Having meals together as a family is probably one of the easiest and most important activities you can do to promote healthy eating. Surprised? It sounds easy; but honestly, sometimes the simplest things turn out to be the most important. Kids are little sponges and they are learning and forming their nutrition habits throughout the day. During mealtime kids learn about foods and their parent’s food preferences. Children are starting to form lifelong associations with food (positive or negative) and their own food choices (what they “like” and “don’t like”).
Here are some easy tips and guidelines to help you turn mealtime into fun family time:
- Start each week with a The Kids Cook Monday family dinner night. When the whole family pitches in during mealtime, kids are more likely to eat the finished product. Use the cooking time to teach your child about nutrition and serving sizes. Remember adults and older kids can be nutrition role models are younger kids are developing life long health and eating habits.
- Gather round the table. On family dinner night, eat around a table and let family be the focus by turning off the TV, cell phones and ipods. Use The Kids Cook Monday dinners as an opportunity to check in, catch up and share thoughts with each other.
- Don’t be a short order chef. Prepare only one meal for the entire family, but feel free to give your kids “cuter” proportions. An adult-sized plate can be daunting for a child, so be sure to start small. Try breaking up the meal into several tiny portions (with healthy foods first) so your child can feel that they’ve successfully cleaned their plate.

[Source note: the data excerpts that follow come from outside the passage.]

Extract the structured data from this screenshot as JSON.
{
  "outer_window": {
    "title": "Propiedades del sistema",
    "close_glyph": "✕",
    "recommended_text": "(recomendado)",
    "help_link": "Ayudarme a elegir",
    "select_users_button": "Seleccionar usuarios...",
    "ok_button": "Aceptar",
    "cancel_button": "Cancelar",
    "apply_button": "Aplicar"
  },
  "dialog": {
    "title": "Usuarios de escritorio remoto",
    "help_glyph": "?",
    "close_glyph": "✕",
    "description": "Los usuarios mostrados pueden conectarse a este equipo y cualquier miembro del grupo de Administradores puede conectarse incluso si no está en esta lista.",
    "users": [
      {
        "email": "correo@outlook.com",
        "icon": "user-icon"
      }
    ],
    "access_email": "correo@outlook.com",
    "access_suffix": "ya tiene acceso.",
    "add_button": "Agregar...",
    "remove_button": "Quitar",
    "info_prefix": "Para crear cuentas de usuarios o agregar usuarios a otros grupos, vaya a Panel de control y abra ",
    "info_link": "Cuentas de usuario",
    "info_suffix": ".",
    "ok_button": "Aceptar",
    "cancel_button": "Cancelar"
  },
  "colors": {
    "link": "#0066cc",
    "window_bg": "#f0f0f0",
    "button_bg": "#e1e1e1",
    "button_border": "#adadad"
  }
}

- Make healthy eating fun. Sometimes all a child needs to embrace nutritious eating is a bit of excitement! Try offering dips, finger foods, interesting shapes, meal themes or a wide range of colors. Avoid forbidding foods or using certain foods for punishments or rewards. Instead let your kids pick a special day when they can indulge occasionally, so kids learn the different between “everyday” foods and “sometimes” foods.
- Sneak in produce: You can boost the nutrition of any meal by mixing in fruits, vegetables or nuts. Add cucumbers or carrots to sandwiches, veggies to pasta sauces or nuts to salads. Put a teaspoon of flaxseed oil or yogurt in dressings to provide your child with brain building fatty acids. Keep an open dialogue about what foods your kid likes and serve them new foods with similar flavors to expand their palate.
- Don’t give up: Studies have shown that many kids won’t try a new food until it’s been offered several times, so keep trying! Don’t become upset if your child rejects a new food; after a few attempts it may seem more familiar. Offer unfamiliar foods as an appetizer or with tried and true favorites. Encourage your child to try at least two bites of anything new and be sure to applaud adventurous eating.